SETTE – Il Corriere della Sera
E adesso, la parola ai giudici
Persino gli arbitri di calcio potranno spiegare i motivi delle loro decisioni dopo una partita. Mentre i magistrati continuano a non farlo. Con effetti disastrosi
di Luigi Ferrarella
Dom.27 – Spiegare una decisione appena dopo che la si è presa? Persino
gli arbitri di calcio ormai si avviano a farlo per favorire “un clima di serenità nel quale si eliminino finalmente le polemiche dal mondo del calcio”, i giudici delle sentenze invece ancora no. A partire dalla prossima stagione, ha prospettato il presidente dell`Associazione italiana arbitri, Marcello Nicchi, anche le giacchette nere alla fine delle partite di pallone forse avranno la
possibilità di parlare in tv: «Non ci siamo lontani, è un discorso in via sperimentale ma, se continua, non è escluso, anzi è probabile, che dal prossimo anno due o tre arbitri vengano a parlare dopo la partita».
Trasporre questa prospettiva dal calcio alla giustizia può sembrare una bestemmia o una boutade, e invece sarebbe una rivoluzione di ecologia del dibattito pubblico sui processi. Oggi a trasformarlo in un imbarazzante “bar sport” (peraltro con minore competenza specifica sui processi di quanta ne avessero sul pallone gli ospiti del Processo di Biscardi) è paradossalmente
la combinazione tra i meccanismi formali del decidere giudiziario e le
mentalità e prassi dei magistrati storicamente indisponibili a spiegarlo. Così lo schema – disastroso per le ricadute che ha su imputati e vittime, su magistrati e avvocati, sull`opinione pubblica, e in definitiva sulla percezione (che in parte diventa anche “legittimazione”) sociale della giustizia – si ripete sempre uguale in quattro atti a metà tra dramma e farsa.

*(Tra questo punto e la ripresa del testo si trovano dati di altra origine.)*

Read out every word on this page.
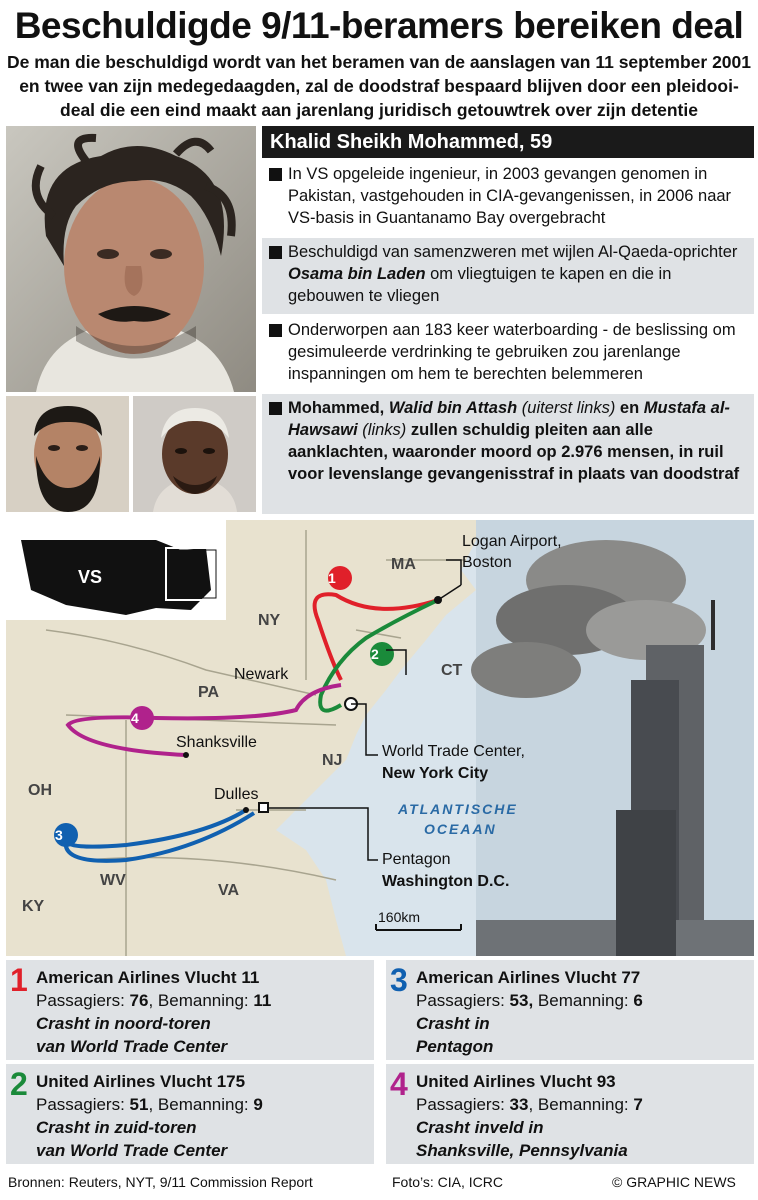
Beschuldigde 9/11-beramers bereiken deal
De man die beschuldigd wordt van het beramen van de aanslagen van 11 september 2001 en twee van zijn medegedaagden, zal de doodstraf bespaard blijven door een pleidooi-deal die een eind maakt aan jarenlang juridisch getouwtrek over zijn detentie
Khalid Sheikh Mohammed, 59
In VS opgeleide ingenieur, in 2003 gevangen genomen in Pakistan, vastgehouden in CIA-gevangenissen, in 2006 naar VS-basis in Guantanamo Bay overgebracht
Beschuldigd van samenzweren met wijlen Al-Qaeda-oprichter Osama bin Laden om vliegtuigen te kapen en die in gebouwen te vliegen
Onderworpen aan 183 keer waterboarding - de beslissing om gesimuleerde verdrinking te gebruiken zou jarenlange inspanningen om hem te berechten belemmeren
Mohammed, Walid bin Attash (uiterst links) en Mustafa al-Hawsawi (links) zullen schuldig pleiten aan alle aanklachten, waaronder moord op 2.976 mensen, in ruil voor levenslange gevangenisstraf in plaats van doodstraf
VS	1
2
3
4
NY
MA
CT
PA
NJ
OH
WV
VA
KY
Logan Airport,
Boston
Newark
Shanksville
Dulles
World Trade Center,
New York City
Pentagon
Washington D.C.
ATLANTISCHE
OCEAAN
160km
1 American Airlines Vlucht 11
Passagiers: 76, Bemanning: 11
Crasht in noord-toren
van World Trade Center
2 United Airlines Vlucht 175
Passagiers: 51, Bemanning: 9
Crasht in zuid-toren
van World Trade Center
3 American Airlines Vlucht 77
Passagiers: 53, Bemanning: 6
Crasht in
Pentagon
4 United Airlines Vlucht 93
Passagiers: 33, Bemanning: 7
Crasht inveld in
Shanksville, Pennsylvania
Bronnen: Reuters, NYT, 9/11 Commission Report	Foto’s: CIA, ICRC	© GRAPHIC NEWS
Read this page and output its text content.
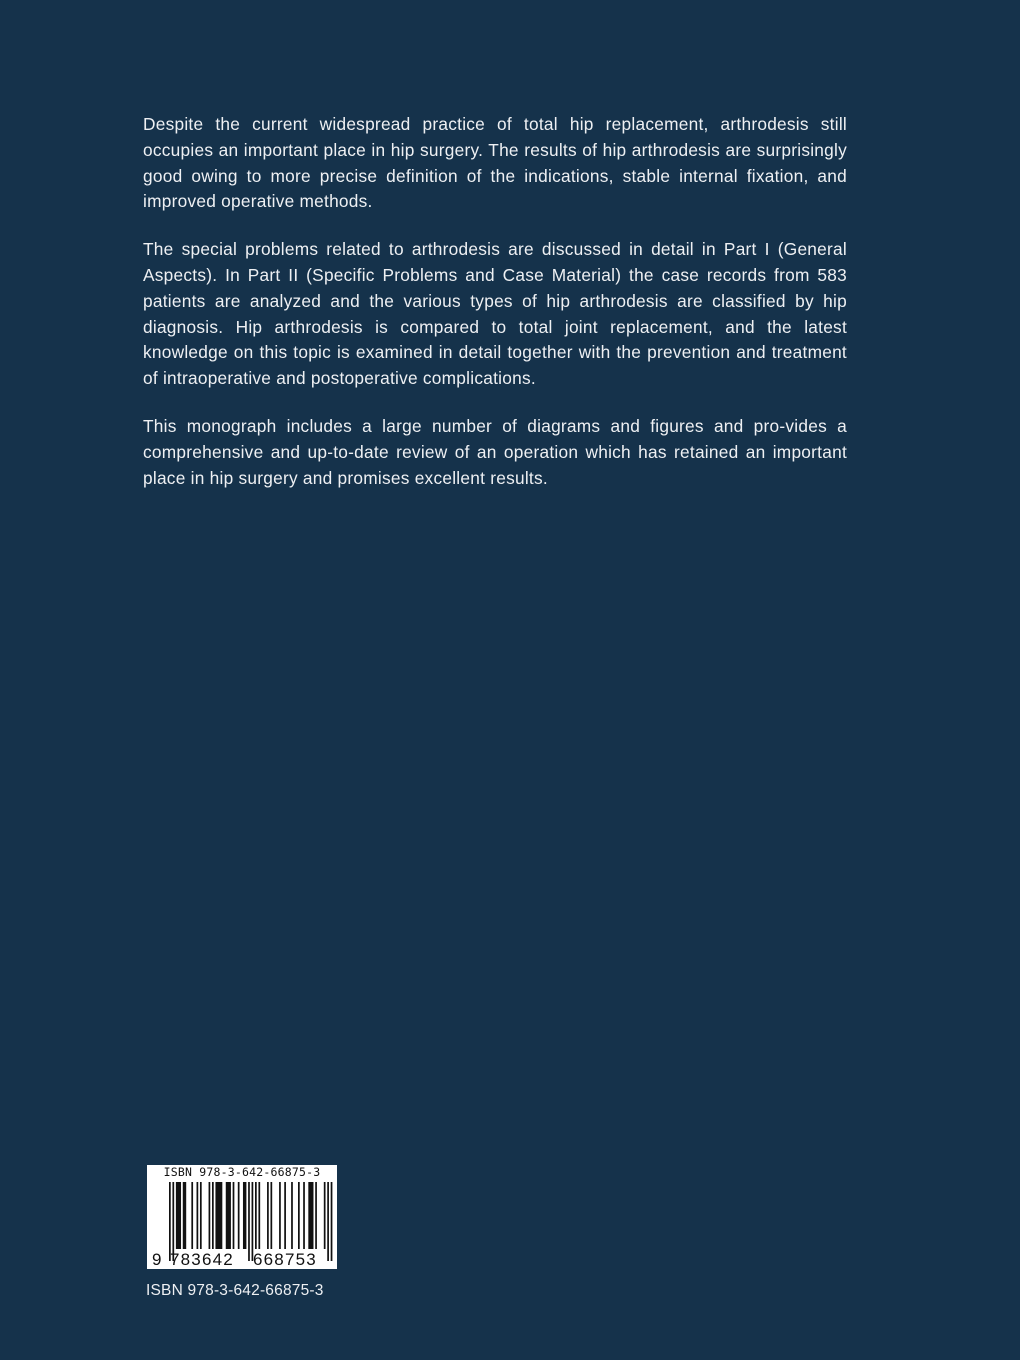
Despite the current widespread practice of total hip replacement, arthrodesis still occupies an important place in hip surgery. The results of hip arthrodesis are surprisingly good owing to more precise definition of the indications, stable internal fixation, and improved operative methods.

The special problems related to arthrodesis are discussed in detail in Part I (General Aspects). In Part II (Specific Problems and Case Material) the case records from 583 patients are analyzed and the various types of hip arthrodesis are classified by hip diagnosis. Hip arthrodesis is compared to total joint replacement, and the latest knowledge on this topic is examined in detail together with the prevention and treatment of intraoperative and postoperative complications.

This monograph includes a large number of diagrams and figures and pro-vides a comprehensive and up-to-date review of an operation which has retained an important place in hip surgery and promises excellent results.

ISBN 978-3-642-66875-3
9 783642 668753
ISBN 978-3-642-66875-3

Primo atto: il giudice monocratico o il collegio giudicante pronuncia il dispositivo della sentenza, spesso poco comprensibile ai non addetti ai lavori, e fissa il deposito delle motivazioni in genere entro 90 giorni.
Secondo atto: nell`assenza quindi delle motivazioni, si scatenano in tv e sui giornali non solo i tentativi cronachistici in buona fede di ricostruire da pochi dettagli l`iter del ragionamento sfociato in quella decisione, ma anche le interpretazioni più ardite, le letture del verdetto più strampalate, le strumentalizzazioni più incredibili, favorite dal fatto che tanto ciascuno può dire quello che vuole senza essere smentito, sbertucciato o quantomeno contraddetto.
Terzo atto: si apre un surreale dibattito collettivo, nel quale l`opinione pubblica matura e cristallizza le proprie idee sulla base dei ragionamenti campati per aria che le vengono proposti. Quarto atto: arrivati i tre mesi, i giudici depositano le motivazioni della sentenza e nessuno (tranne qualche cultore della materia) le legge più, giornali e tv colpevolmente le ignorano in quanto ormai “vecchie” e superate, ed è già ora di un altro tema e di
un altro processo e di un`altra infornata di commenti a capocchia.
LETTURA DEL DISPOSITIVO. Eppure basterebbe poco. Basterebbe che i magistrati un po-parlassero”. Invece di parlare come oggi non sempre assennatamente (ad esempio nel chiacchiericcio togato di tante trasmissioni tv sui casi di cronaca nera, nelle interviste e negli interventi su fatti di politica o su questioni non di loro competenza, nelle autobiografie spesso
tendenti all`autoesaltazione), basterebbe ribaltare il tabù secondo il quale “il
magistrato parla solo con le sentenze” e riscoprirne l`autentico valore: e quindi sperimentare o che i giudici scadenzino e organizzino il proprio lavoro in modo da essere in grado di depositare le motivazioni di una sentenza contestualmente già alla lettura del dispositivo (magari con l`accorgimento di qualche modifica procedurale sui termini per le impugnazioni difensive), o che altrimenti accanto al dispositivo emettano alle parti anche una stringata comunicazione ufficiale contenente una almeno sommaria indicazione
degli elementi di fatto fondanti la decisione e dei principi di diritto che
l`hanno determinata.
Qualcosa di simile avviene già in Cassazione con lo strumento della “informazione provvisoria” sulle sentenze più importanti delle Sezioni Unite, che già la sera in cui adottano una decisione, in attesa delle motivazioni cesellate poi nel tempo necessario, cominciano a orientare gli operatori sul principio di diritto affermato. Certo è più facile farlo su un principio di diritto (materia delle Sezioni Unite di Cassazione) che su un fatto. Ma è davvero così impossibile trovare un modo anche per le sentenze di merito?